Holiday cooking and days gone by
Patsy Lawson | Dec 1, 2011, 3:17 p.m.
Mama and Daddy came from large families. Daddy had seven brothers and sisters, and Mama had nine. When added together, I ended up with sixteen uncles and aunts. By the time all of these uncles and aunts had children, I had more cousins than I could count. Holidays were big events at our house because at least half or more of these aunts, uncles, and cousins showed up at our house for the holidays on any given year. Since Mama and Daddy were the older siblings they got the job of family hospitality after the grandparents died.
Our house was always full of cousins, uncles, aunts, friends and neighbors, but holidays were quite bizarre at times because of the variety of visitors. My mother welcomed everyone and saw her primary job as a hostess to these many visitors. As soon as I was old enough, I was put into this role of hostess too. Honestly, I didn’t know that some families were small and easy because I had never seen it. I thought every family was like ours!
Christmas and Thanksgiving were the challenges for Mama. The relatives came, ate and slept for days on end, and we somehow fed them, found beds for them and then did our best to entertain them. By age nine, I was already involved in food preparation and house cleaning. Mama often started cooking weeks ahead before holidays so that she could have enough to feed everyone; I became her second right hand.
I liked to eat desserts, so I got the job of making them. Mama put me in charge of cake and candy making. It took a few years for me to get the process of cooking down, but I had a good teacher. She instructed and helped, but I did most of it. Christmas was exciting because I got to make Appalachian Stack Cake, German Chocolate cake, chocolate fudge and divinity.

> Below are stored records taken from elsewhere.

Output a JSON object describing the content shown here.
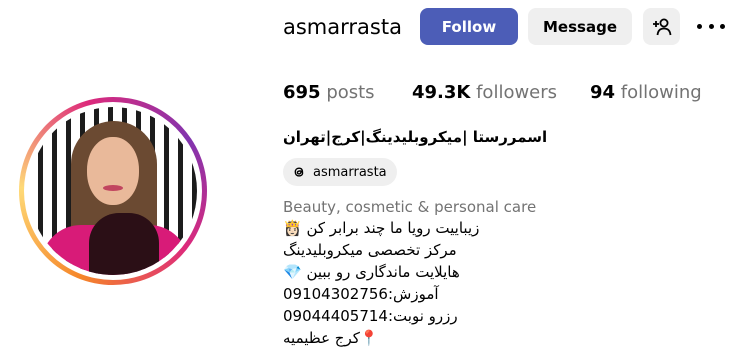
{
  "profile": {
    "username": "asmarrasta",
    "follow_label": "Follow",
    "message_label": "Message",
    "add_user_icon": "add-user-icon",
    "more_icon": "more-options-icon",
    "stats": {
      "posts_count": "695",
      "posts_label": "posts",
      "followers_count": "49.3K",
      "followers_label": "followers",
      "following_count": "94",
      "following_label": "following"
    },
    "full_name": "اسمررستا |میکروبلیدینگ|کرج|تهران",
    "threads_handle": "asmarrasta",
    "category": "Beauty, cosmetic & personal care",
    "bio": [
      "زیباییت رویا ما چند برابر کن 👸🏻",
      "مرکز تخصصی میکروبلیدینگ",
      "هایلایت ماندگاری رو ببین 💎",
      "آموزش:09104302756",
      "رزرو نوبت:09044405714",
      "📍کرج عظیمیه"
    ]
  },
  "colors": {
    "follow_button": "#4c5db7",
    "secondary_button": "#efefef",
    "muted_text": "#737373"
  }
}
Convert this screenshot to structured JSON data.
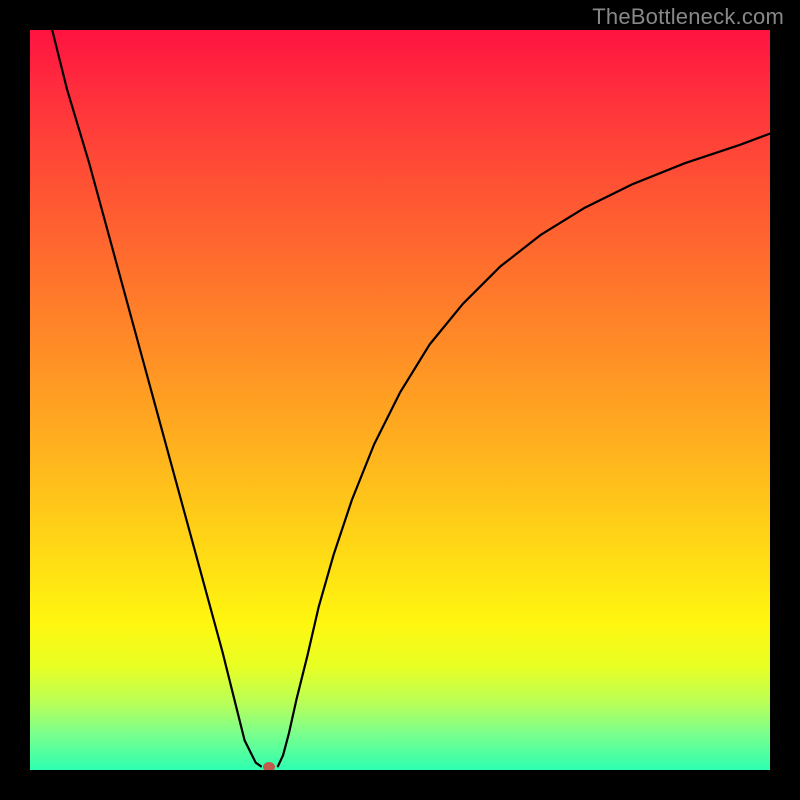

I also had an aunt who loved to try new things. I remember the year she decided to try donut making and came to our house to get me involved in it. Mama fussed because it was something new; Mama always preferred working with the familiar rather than something new, and she said we would make a big mess which she would have to clean up. While the first attempt at donut making was not perfect, it was fun; we learned, and we got better at it.
After I left home for college, a lot of the holiday events changed. Aunts and uncles now had their own families and holiday traditions; Mama was older and less healthy; Daddy had died; and I had to put my focus on studying and making decisions for my future. The large family gatherings became smaller, and our guests tended to be my brothers and their families. Some cooking was still needed, but nothing like it had been earlier.
It’s now some 50 years later, Mama and Daddy died, aunts and uncles have died, and I now have adult children, but no grandchildren. Each year at Christmas I always remember the way it used to be and can’t resist doing at least one cake and candy recipe just for old-time’s sake. I love every minute of it because it takes me back to a very special time with my large extended family. I remember all the things I learned from these aunts and uncles and the joy of cooking in the kitchen with relatives milling in and out, sampling whatever was available, and the conversation that brought us all together. How I hope I eventually have grandchildren with whom I can share my love for holiday cooking. I want the chance to teach them the joy of holiday cooking as a way of making connections to a larger group of relatives and friends.